Preamble

Is it weird that I’m having writer’s block over this particular preamble? All there really is to say is that this is my first post about a film in yonks and that I’ve been relishing the prospect of a blank page again. With that said, have you seen Sinners? Let me know in the comments below.
Brief Consideration

Ryan Coogler’s Sinners is full of life. It bursts at the seams with community spirit, kinship and a rare reckless abandon, that’s usually reserved for vampiric antagonists in other genre pictures.
On the surface, it’s story of twin brothers, Smoke and Stack (Michael B. Jordan) returning to rural Mississippi to open a juke bar has echos of From Dusk Till Dawn.
However, unlike that film, it’s screenplay enlivens its supernatural tropes with a cultural and racial dimension. For one, the vampires absorb music and culture as a form of preservation. But because they’ve not had a lived experience of it, they can be seen as appropriating it as a form of seduction to entice future victims. As the leader of supernatural clan says to a young blues singer in the third act- “We want your music and stories.”
Even the typical convention of vampires requiring invitation to enter an establishment has racial tension. This is evident in a prolonged scene where the white vampire clan demand entry into the brothers’ bar.
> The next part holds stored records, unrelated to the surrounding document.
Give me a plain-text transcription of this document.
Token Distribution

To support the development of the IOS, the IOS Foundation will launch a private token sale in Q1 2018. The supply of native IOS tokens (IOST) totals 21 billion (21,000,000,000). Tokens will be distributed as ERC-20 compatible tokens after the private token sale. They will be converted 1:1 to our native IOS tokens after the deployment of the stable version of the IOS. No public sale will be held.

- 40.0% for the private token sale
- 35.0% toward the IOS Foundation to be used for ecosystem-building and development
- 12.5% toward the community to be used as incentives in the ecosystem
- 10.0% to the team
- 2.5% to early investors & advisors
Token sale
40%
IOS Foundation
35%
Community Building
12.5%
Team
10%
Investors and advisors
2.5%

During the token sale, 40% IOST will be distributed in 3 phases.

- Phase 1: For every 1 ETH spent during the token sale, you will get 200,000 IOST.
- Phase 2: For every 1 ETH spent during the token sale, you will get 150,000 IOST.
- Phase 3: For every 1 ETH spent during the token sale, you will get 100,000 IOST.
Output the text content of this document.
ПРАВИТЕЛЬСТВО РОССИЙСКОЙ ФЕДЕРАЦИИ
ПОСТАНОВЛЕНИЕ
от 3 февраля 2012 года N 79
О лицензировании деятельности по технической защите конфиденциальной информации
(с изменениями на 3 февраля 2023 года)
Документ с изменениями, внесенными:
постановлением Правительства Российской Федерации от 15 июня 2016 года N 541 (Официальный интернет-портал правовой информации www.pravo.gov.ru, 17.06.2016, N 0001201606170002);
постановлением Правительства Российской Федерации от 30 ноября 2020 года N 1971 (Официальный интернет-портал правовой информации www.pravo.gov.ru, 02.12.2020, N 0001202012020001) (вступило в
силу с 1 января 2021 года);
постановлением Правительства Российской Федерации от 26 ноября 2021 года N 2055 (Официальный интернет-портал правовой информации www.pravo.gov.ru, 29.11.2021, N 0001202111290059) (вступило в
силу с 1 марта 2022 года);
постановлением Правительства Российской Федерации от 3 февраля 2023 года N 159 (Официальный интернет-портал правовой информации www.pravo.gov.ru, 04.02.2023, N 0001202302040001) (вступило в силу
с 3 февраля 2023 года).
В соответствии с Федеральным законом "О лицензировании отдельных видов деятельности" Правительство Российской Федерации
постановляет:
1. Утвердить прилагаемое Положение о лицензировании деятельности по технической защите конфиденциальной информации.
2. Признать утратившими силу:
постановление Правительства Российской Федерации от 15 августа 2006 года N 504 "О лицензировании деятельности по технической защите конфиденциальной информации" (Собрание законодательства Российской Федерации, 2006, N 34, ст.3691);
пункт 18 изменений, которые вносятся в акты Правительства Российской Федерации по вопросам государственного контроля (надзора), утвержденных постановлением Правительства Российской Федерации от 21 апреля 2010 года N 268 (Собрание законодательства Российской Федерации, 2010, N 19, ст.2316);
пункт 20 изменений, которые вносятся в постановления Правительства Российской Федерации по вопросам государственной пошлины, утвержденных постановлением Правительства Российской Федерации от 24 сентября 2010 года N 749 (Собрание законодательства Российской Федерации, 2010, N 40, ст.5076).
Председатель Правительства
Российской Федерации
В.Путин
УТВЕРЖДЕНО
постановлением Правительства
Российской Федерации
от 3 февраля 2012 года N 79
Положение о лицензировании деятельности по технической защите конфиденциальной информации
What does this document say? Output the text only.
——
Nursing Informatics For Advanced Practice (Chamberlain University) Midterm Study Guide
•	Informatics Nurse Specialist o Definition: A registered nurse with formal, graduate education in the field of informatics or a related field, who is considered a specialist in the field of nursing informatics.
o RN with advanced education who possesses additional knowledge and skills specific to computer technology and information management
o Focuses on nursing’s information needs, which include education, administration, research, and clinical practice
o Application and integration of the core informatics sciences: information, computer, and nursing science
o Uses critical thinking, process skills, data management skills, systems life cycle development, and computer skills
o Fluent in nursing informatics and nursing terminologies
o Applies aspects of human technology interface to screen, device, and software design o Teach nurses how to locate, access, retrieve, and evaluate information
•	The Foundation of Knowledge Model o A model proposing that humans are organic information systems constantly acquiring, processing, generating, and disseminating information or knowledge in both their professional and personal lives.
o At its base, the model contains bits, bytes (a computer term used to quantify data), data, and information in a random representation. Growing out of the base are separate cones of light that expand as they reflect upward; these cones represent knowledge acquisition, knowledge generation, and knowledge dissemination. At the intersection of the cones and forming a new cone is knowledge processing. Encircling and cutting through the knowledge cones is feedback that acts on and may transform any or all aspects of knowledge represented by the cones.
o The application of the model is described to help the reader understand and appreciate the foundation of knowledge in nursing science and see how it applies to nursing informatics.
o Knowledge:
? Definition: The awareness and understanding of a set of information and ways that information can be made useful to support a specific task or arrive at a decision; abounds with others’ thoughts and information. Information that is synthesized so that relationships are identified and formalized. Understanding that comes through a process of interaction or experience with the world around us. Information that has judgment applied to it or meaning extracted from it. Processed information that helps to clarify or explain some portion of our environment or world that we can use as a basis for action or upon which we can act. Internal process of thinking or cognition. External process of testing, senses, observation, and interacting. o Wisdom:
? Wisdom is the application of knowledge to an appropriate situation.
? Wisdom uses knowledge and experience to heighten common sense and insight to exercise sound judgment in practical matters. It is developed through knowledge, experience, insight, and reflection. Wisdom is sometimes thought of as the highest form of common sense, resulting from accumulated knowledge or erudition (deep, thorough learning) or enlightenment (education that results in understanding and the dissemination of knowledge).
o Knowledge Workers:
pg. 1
Along with an insert shot of KKK garb and the clan having a subtle presence, results in the racial disenchantment simmer with wily power.
Coogler’s camera work in the Black Panther movies often made my eyes roll with its quality of drawing too much attention to itself. But in Sinners, it’s ambitious and engrossing. In particular, his long takes depict such a lived in quality that I could not help but feel like a passer-by. And in the sharp cross cutting, Coogler and editor Michael P. Shawver achieve a raw passion that’s animalistic in its carnal power.
In this way, Sinners makes us feel what the central creatures can’t, the lingering of the sights and senses of our youth that we carry with us to the grave.